FINRA in 2015 initially reached settlements with 10 firms that self-reported that their sales representatives failed to consider applicable sales charge waivers for charitable and retirement plan accounts that had purchased mutual funds. The organization found that although the mutual funds available on the firms’ retail platforms offered these fee waivers to charitable and retirement plan accounts, at various times dating back to at least July 2009, the firms did not waive the sales charges when they offered Class A shares to these customers. FINRA also found that these firms failed to reasonably supervise the application of sales charge waivers to eligible mutual fund sales.
Even though member firms continued to self-report the failure to offer mutual fund fee waivers, FINRA says that it discovered the same problem at other firms during examinations. As a result, in May 2016 FINRA launched a targeted exam– known as a sweep – to review a group of firms that had not self-reported the issue.
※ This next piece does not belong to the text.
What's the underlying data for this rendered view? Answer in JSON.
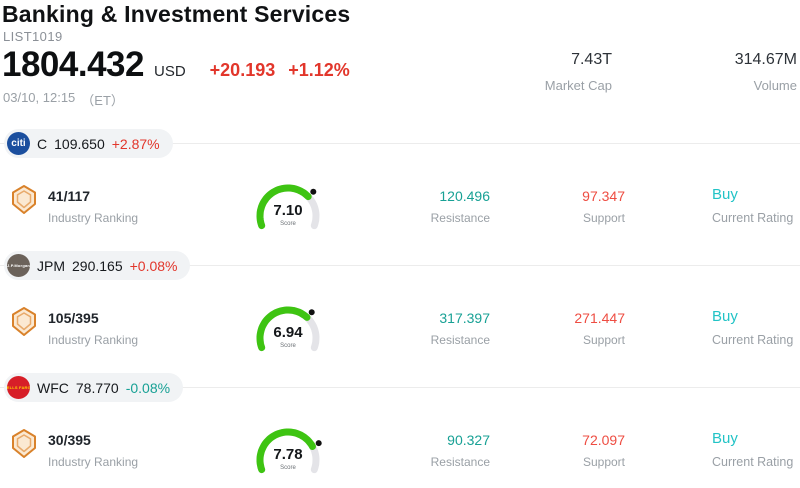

Consequently, FINRA sanctioned 11 firms through the sweep and reached settlements with another 35 firms, most of which self-reported prior to the sweep.
Overall, of the 56 firms that were sanctioned for failing to waive mutual fund sales charges and failing to reasonably supervise the area, 43 were granted “extraordinary” cooperation and not fined, FINRA noted (see below). The remaining 13 firms were fined a total of $1.32 million.
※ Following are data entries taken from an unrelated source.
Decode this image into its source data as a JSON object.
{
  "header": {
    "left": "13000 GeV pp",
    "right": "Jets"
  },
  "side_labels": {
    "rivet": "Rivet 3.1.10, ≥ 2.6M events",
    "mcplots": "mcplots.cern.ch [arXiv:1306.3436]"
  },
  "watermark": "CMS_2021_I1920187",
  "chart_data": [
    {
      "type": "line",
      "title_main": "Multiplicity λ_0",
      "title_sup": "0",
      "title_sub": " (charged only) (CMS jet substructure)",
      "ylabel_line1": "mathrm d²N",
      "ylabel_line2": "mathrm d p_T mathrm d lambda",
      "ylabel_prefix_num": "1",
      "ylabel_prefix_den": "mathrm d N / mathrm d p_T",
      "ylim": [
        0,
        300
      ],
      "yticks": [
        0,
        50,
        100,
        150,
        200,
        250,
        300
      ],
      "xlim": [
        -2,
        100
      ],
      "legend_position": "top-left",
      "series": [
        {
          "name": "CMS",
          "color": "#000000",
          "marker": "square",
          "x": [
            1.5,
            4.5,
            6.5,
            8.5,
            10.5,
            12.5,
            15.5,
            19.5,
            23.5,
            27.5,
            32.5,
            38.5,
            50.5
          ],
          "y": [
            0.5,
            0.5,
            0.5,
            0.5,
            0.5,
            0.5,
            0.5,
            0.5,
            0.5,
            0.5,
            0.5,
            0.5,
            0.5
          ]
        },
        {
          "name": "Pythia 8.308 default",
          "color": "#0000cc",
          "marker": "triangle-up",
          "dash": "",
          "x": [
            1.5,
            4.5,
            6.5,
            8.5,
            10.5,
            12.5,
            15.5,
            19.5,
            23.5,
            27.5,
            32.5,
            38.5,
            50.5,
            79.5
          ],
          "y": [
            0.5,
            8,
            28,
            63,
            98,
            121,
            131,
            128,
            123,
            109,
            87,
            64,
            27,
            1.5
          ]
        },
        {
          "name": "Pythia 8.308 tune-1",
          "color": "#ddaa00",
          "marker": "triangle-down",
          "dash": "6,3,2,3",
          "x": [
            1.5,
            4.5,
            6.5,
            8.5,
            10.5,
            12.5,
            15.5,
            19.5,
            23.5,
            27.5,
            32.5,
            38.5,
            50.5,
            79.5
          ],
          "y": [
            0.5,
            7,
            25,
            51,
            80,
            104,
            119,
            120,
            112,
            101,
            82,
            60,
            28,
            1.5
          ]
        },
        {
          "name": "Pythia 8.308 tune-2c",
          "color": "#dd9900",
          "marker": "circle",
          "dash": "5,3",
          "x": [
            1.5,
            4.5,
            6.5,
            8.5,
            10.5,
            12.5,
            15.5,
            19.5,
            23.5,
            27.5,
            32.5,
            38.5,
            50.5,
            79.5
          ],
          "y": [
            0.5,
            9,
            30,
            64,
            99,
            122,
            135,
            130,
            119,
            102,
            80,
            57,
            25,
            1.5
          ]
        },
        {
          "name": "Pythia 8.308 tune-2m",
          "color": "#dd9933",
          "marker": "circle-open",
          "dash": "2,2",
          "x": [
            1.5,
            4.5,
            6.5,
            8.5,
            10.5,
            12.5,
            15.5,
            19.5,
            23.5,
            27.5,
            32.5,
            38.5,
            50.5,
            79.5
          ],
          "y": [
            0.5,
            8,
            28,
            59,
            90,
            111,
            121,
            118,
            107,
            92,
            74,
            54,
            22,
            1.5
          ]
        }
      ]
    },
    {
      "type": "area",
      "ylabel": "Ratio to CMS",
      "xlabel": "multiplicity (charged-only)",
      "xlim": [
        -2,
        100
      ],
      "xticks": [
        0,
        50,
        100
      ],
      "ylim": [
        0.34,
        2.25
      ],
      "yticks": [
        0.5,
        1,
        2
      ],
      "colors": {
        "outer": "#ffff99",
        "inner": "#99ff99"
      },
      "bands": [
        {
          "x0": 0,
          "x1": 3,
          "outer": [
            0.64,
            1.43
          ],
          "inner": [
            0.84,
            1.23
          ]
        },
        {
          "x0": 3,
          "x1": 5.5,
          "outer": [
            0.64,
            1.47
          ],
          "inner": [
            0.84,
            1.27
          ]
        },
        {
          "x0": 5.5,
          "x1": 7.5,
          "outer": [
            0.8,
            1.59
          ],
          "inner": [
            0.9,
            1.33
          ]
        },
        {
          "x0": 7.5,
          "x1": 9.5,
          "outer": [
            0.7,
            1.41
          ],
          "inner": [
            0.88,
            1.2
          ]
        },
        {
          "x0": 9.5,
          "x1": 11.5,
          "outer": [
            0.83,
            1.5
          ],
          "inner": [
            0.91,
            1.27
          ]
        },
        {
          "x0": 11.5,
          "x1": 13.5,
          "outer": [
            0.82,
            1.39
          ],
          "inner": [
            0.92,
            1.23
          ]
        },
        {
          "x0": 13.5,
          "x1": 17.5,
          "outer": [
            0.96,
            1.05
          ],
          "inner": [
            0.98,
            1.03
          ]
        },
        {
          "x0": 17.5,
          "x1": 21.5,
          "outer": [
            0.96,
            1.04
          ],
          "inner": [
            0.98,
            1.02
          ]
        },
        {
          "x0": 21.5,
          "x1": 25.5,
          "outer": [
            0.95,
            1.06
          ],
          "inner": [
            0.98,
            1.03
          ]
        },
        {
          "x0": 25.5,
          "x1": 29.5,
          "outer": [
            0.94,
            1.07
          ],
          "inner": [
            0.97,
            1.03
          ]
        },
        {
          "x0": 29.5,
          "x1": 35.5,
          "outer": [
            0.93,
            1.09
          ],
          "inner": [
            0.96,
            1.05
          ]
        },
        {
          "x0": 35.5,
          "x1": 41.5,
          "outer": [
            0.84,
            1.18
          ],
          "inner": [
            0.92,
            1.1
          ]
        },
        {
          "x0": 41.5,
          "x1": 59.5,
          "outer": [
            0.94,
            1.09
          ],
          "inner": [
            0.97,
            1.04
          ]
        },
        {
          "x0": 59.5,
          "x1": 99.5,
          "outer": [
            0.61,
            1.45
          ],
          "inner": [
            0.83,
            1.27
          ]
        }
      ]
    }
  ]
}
On July 11, FINRA issued supplementary guidance (Regulatory Notice 19-23) providing clarification and additional information about how the organization assesses whether a potential respondent’s cooperation is “extraordinary.” To encourage firms and individuals to be proactive and take voluntary steps beyond those required under FINRA rules, the organization’s enforcement department credits extraordinary cooperation so that the outcome of the matter is materially different than it would have been absent the respondent’s extraordinary conduct.
FINRA says that as it has done in the past, it will continue to look to the factors set forth in both the Sanction Guidelines and Regulatory Notice 08-70 when determining whether credit will be given for extraordinary cooperation. Those factors include the timeliness and quality of a potential respondent’s corrective measures and other cooperative steps aimed at broadly and quickly remediating harm.
When FINRA determines that credit should be given for extraordinary cooperation, that credit may take many forms, the organization explains. For example, where a problem has been fully remediated, FINRA may conclude that no enforcement action is warranted and close an investigation with no further action or with a Cautionary Action Letter.
In other cases, FINRA says that it might determine that an enforcement action is appropriate to remedy or prevent harm, but will provide credit by reducing the sanctions imposed. When credit is given in the form of a reduced fine, the reduction normally will be substantial. In appropriate cases, FINRA says it may also consider imposing formal discipline without any fine.